Victoria to ban ‘most dangerous’ types of combustible cladding

The Victorian government has announced that it will ban the “most dangerous” types of combustible cladding, based on the recommendations of a taskforce set up in the wake of the 2014 Lacrosse Building fire in Melbourne’s Docklands and the fatal Grenfell Tower fire in London in 2017.

The government first announced that it would establish a taskforce charged with investigating the use of non-compliant cladding on Victorian buildings in July 2017.

The taskforce is jointly chaired by former Victorian premier Ted Baillieu, who trained and practised as an architect, and former deputy premier and planning minister John Thwaites. An interim report published in November 2017 by the taskforce identified “major non-compliant use of aluminium composite panels (ACP) and expanded polystyrene cladding” across the state.

“We’re putting a stop to dangerous combustible cladding being used on Victorian buildings,” said planning minister Richard Wynne. “This has been allowed to go on for too long and we’re ending it.”

“The rules are clear: if builders use these dangerous flammable products, they’ll face disciplinary action from the [Victorian Building Authority].”

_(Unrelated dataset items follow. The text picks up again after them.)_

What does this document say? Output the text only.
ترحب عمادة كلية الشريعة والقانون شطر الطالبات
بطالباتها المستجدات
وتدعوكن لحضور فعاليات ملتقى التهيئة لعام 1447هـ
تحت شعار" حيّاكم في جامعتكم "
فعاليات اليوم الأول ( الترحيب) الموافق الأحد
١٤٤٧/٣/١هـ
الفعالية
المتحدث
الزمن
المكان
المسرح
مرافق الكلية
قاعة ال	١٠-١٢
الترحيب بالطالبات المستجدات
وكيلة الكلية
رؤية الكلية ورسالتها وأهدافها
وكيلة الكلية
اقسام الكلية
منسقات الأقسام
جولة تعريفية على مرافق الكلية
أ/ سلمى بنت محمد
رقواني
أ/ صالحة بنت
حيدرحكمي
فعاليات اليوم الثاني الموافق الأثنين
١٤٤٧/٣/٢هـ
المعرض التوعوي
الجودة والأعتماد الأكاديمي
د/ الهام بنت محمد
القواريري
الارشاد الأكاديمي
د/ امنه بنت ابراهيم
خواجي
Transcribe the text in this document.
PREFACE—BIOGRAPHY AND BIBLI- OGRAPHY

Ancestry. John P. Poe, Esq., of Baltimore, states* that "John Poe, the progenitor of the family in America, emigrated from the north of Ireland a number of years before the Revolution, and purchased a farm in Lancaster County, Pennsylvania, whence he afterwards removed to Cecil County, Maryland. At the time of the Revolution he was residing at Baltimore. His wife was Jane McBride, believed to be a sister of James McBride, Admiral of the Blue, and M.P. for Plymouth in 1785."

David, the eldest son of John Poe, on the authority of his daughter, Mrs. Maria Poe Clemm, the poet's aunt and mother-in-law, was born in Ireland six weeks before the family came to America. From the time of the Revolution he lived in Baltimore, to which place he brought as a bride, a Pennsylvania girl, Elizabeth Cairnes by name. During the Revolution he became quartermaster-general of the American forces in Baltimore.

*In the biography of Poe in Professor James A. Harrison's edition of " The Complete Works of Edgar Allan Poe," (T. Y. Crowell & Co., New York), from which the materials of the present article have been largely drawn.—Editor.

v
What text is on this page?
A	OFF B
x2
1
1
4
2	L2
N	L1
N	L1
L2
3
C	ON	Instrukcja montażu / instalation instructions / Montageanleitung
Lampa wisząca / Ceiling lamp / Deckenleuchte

The ministerial guideline defines the building materials that fall under the ban as comprising “polyethylene core or lamina bonded to one or more sheets of metal panels including an aluminium composite panel (also sometimes referred to as aluminium composite material),” or “an expanded polystyrene product (EPS) used in an external insulation and finish (rendered) system.”

The guideline also requires that building surveyors may only issue a building permit for the installation of certain ACP or EPS products as part of an external wall (including as an attachment) where the use has been determined compliant by the Building Appeals Board.

The guidelines are accompanied by a Building Product Safety Alert, which describes the use of combustible cladding as a “serious issue facing the community.”

Both materials specified in the new guidelines “have been implicated directly in the Grenfell, Lacrosse and other fires.”

“In addition to being a fire hazard, both products are prone to melting, dripping and collapsing. When burning, polyethylene and polystyrene release two and a half times the amount of energy as an equivalent amount of wood.”

An audit of buildings in Victoria was ordered after a fire at the Lacrosse Building in Melbourne’s Docklands in 2014. More than 220 buildings in the state were assessed by the Victorian Building Authority (VBA) in the original audit and subsequent investigations.

While all were deemed safe to occupy, the non-compliance rate found by the original VBA audit was 51 per cent. At the time of the audit report’s release in 2016, the VBA described the non-compliance rate of the use external cladding materials as “unacceptably high.”

A statewide audit of buildings to identify the prevalence of unsafe cladding is currently being conducted by the Victorian Cladding Taskforce.

The taskforce found 1369 buildings most likely have ACPs or EPSs, 579 of which are as yet unbuilt and 129 are midway through construction.